Бринос, самый солнечный и наименее известный их них, с готовностью подставлял себя ветру. Вечер был долгим. Какое-то время шум волн, накатывающих одна за другой на мол небольшой бухты, перекрывался женским говором, мальчишескими криками, блеяньем ягнят. С появлением первых огней женщины удалились. По мере того как со стуком начали закрываться ставни лавчонок, утихли и ребячьи голоса, и в конце концов лишь отголоски разговоров мужчин, занятых в тавернах игрою в кости, смешивались со звуками моря.
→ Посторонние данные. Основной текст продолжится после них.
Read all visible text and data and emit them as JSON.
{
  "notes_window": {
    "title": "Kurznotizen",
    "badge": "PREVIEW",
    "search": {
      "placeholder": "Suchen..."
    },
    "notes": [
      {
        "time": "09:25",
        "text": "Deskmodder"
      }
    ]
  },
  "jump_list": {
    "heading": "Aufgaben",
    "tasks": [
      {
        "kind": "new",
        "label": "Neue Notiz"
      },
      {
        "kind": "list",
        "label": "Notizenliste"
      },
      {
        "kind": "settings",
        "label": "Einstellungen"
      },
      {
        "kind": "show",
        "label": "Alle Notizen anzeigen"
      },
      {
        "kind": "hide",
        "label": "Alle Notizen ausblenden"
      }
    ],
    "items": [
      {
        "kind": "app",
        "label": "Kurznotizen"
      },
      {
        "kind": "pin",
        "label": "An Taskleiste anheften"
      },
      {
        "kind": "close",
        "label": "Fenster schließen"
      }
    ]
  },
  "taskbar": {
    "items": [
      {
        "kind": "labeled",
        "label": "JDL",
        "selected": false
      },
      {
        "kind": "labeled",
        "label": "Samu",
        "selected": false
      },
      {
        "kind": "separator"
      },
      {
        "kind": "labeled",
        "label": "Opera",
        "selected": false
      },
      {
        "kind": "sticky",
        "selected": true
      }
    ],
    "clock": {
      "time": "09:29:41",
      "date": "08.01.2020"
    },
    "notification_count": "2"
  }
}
На балконы домишек, прилепившихся к склону холма, и ступеньки вьющихся лестниц, служащих улицами, падал бледный свет – предзнаменование еще не взошедшей луны.

Таверны были разбросаны по грубо замощенной площади, у кромки воды, и в одной из них играли пятеро или шестеро Отцов острова. К тому времени как луна появилась на небосклоне, игроков осталось только двое – Симон и Хрем. Симон был торговцем, он владел двумя складами и тремя судами, что постоянно курсировали между островами. Игра закончилась, кости остались лежать на столе, а игроки вздыхали, поглаживая бороды и думая о том, как долго им предстоит добираться до дома призрачными оливковыми аллеями. Сегодня Симон устал больше обычного: закон умеренности учит заниматься торговыми сделками и чистыми подсчетами не более трех часов в день, а нынче он потратил на всякие споры и передвижения целых пять.

– Симон, – внезапно заговорил Хрем с видом человека, которому предстоит выполнить неприятную и долго откладывавшуюся задачу, – твоему сыну сравнялось двадцать пять…

Понимая, что разговор заходит о деле, которого он всячески избегал, Симон тяжело вздохнул.

– Четыре года назад, – продолжал Хрем, – ты сказал, что старшие не должны заставлять молодых людей жениться. Само собой, никто Памфилия ни к чему не понуждает. Но чего он ждет? Он помогает тебе управляться со складом, он занимается спортом, он ужинает у андрианки. Сколько еще времени можно вести такой образ жизни? Когда ты наконец признаешь, что ему же будет лучше, если он женится на моей дочери?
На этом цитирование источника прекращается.